I’m sorry to say that I didn’t get as much out of the world building or the Pokémon cameos as I ought to have.  As a kid, I stopped paying attention to the Pokémon franchise after the first movie and I’m only just starting to regain interest now.  My knowledge of Pokémon begins and ends with Gen 1.  As it is, I liked the game’s setting and the Pokémon that I encountered.  Lifelong fans will probably love everything about them.

This game does an impressive job with episodic storytelling.  Each case leads directly into the next and has some importance to the whole plot. When I think of other video games or TV shows that try to do this, they usually follow a certain format: the premieres and the finales are where all the important stuff happens.  Then you get a lot of “monster of the week” episodes in between that are loosely connected to what the characters hope to accomplish.  Without going into spoilers, I can say that that’s not the case with Detective Pikachu.  Granted, not every mystery directly ties back to Harry and his investigation.  But Pikachu and Tim always have a reason to be where they are and they find clues in every case that help them piece together the larger mystery.

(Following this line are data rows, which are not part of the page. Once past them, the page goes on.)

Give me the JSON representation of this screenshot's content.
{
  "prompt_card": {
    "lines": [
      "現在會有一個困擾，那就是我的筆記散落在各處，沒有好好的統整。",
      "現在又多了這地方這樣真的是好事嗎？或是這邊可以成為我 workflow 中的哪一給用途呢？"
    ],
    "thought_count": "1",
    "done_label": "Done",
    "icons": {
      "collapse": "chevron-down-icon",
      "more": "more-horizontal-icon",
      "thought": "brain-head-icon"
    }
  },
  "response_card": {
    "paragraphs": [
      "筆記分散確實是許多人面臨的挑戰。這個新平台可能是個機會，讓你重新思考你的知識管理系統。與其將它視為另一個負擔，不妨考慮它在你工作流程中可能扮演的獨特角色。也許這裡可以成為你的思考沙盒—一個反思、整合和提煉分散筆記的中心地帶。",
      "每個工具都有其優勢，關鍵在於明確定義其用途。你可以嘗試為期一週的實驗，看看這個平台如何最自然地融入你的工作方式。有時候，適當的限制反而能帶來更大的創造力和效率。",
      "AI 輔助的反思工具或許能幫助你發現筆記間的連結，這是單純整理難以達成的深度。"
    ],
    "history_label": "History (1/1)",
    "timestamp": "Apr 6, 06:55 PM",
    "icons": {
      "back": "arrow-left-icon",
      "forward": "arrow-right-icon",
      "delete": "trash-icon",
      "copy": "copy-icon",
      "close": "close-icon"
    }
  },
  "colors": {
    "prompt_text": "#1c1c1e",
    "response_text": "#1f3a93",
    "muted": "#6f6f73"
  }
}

Speaking of Tim and Detective Pikachu, they had a nice partnership and I liked all of the human characters in the game.  However, I found Tim to be a little too flat and generic.  As of this writing, the movie hasn’t come out yet, so it’s too early to pass judgment on who will ultimately give the superior acting performances.  Still, based on what I’ve seen in the trailers, I’m enjoying Ryan Reynolds and Justice Smith much more.

Overall, Detective Pikachu is a solid game and I recommend playing it if you have a Nintendo 3DS (or 2DS).  It’s simple to play, which makes it a good choice for young kids to try out.  Fans will enjoy the story, the setting, and the many different kinds of Pokémon. Enjoy it before you watch the movie!